Ao mesmo tempo, o trabalho de direção de Fox é extremamente sutil, e apoia-se muito no talento de Dern, que deve ser indicada ao seu segundo Emmy seguido – ela venceu por “Big Little Lies” no ano passado.

A atriz confirma a ótima fase da carreira e apresenta uma performance contida, galgada na negação do que lhe aconteceu, e completamente em sintonia com Isabelle Nélisse, que faz a versão mais jovem da protagonista e tem cenas dificílimas, não só pelo abuso que sofre, mas por não compreender exatamente o que é aquilo (importante notar que as cenas de sexo envolvendo a Jennifer adolescente foram feitas com uma dublê adulta – fato citado, inclusive, antes de os créditos finais começarem a subir). A imagem das duas versões da mesma pessoa que ilustra o pôster e o quadro final do filme é aquele diálogo com a parede da memória lotada de quadros que ainda doem, se Belchior me permite a licença poética.

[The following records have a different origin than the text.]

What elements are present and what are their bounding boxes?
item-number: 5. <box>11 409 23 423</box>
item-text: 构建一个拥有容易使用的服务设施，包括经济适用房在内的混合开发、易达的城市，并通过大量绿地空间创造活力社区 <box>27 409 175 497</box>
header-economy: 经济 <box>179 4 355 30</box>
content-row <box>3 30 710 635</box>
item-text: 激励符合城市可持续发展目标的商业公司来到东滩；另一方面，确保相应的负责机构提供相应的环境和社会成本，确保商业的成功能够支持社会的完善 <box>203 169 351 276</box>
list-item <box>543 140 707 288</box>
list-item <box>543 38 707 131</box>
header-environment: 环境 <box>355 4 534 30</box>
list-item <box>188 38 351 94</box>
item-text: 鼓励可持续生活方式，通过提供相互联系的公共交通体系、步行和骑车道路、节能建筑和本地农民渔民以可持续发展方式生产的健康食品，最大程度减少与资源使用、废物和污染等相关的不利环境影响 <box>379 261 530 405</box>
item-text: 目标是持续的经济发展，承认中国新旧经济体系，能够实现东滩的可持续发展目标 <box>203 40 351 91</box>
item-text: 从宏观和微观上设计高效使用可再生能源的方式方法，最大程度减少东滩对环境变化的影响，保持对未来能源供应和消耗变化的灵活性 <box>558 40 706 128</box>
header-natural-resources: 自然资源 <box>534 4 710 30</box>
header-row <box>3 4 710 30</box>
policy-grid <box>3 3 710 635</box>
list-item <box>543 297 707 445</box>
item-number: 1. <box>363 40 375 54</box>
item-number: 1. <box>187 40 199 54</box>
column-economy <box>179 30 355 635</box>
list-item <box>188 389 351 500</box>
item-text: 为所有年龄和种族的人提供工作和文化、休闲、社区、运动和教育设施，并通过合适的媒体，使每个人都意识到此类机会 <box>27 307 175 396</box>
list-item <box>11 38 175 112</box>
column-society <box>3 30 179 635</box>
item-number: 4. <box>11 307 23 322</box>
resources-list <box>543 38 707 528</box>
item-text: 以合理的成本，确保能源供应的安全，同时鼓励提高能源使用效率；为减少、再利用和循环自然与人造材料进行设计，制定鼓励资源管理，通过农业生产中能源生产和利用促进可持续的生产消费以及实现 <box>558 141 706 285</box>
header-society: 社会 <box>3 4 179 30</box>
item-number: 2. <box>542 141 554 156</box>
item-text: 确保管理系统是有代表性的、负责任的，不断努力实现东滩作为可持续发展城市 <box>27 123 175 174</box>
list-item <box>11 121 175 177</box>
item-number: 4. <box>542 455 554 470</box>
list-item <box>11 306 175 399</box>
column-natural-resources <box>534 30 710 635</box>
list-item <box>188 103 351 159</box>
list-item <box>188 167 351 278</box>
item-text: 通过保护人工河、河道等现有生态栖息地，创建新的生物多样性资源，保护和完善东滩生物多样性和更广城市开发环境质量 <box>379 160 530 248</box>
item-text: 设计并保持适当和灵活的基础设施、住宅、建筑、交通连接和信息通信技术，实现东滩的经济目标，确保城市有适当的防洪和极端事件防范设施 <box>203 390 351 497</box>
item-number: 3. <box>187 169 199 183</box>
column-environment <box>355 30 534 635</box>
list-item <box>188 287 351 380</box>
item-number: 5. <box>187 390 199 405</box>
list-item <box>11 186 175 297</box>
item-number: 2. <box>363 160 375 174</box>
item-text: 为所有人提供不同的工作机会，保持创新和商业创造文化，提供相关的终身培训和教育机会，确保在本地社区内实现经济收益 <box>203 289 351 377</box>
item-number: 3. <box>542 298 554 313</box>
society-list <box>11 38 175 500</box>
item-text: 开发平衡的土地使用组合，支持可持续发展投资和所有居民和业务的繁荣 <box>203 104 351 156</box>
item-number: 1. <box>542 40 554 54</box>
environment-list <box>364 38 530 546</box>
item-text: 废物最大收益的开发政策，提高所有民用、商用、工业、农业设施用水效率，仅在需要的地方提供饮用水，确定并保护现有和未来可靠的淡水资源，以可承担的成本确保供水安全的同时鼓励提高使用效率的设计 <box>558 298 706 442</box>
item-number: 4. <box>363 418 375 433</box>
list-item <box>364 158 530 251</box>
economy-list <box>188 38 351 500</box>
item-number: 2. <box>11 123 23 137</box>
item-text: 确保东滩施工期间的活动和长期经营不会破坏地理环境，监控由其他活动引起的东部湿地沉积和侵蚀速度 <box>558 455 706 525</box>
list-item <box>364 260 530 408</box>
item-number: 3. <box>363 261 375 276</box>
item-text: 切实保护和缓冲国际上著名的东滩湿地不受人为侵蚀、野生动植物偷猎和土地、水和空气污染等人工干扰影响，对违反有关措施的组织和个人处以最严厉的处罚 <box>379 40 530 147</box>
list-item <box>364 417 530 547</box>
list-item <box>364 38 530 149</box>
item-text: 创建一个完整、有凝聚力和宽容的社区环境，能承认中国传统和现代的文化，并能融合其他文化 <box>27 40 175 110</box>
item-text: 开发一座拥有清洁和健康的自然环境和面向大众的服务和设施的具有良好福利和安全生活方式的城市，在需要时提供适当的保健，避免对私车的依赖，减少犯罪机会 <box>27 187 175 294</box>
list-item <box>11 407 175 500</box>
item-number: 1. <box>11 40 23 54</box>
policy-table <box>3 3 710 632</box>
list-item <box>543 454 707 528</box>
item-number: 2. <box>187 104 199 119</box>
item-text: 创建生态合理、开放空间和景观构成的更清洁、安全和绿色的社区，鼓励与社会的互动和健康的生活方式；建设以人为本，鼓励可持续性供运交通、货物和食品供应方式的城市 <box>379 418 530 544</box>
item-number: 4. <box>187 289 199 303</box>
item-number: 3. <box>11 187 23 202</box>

Quis o destino que “The Tale” fosse lançado no pós#MeToo, quando os casos de abuso estão mais em discussão do que nunca. Sob esse prisma, o texto que rege a trama, perfeitamente imerso em cada detalhe do filme, é assustador, provocador, dá frio na espinha. Um drama corajoso por abordar o tema que aborda, da forma que aborda, mas, principalmente, por ser em primeira pessoa.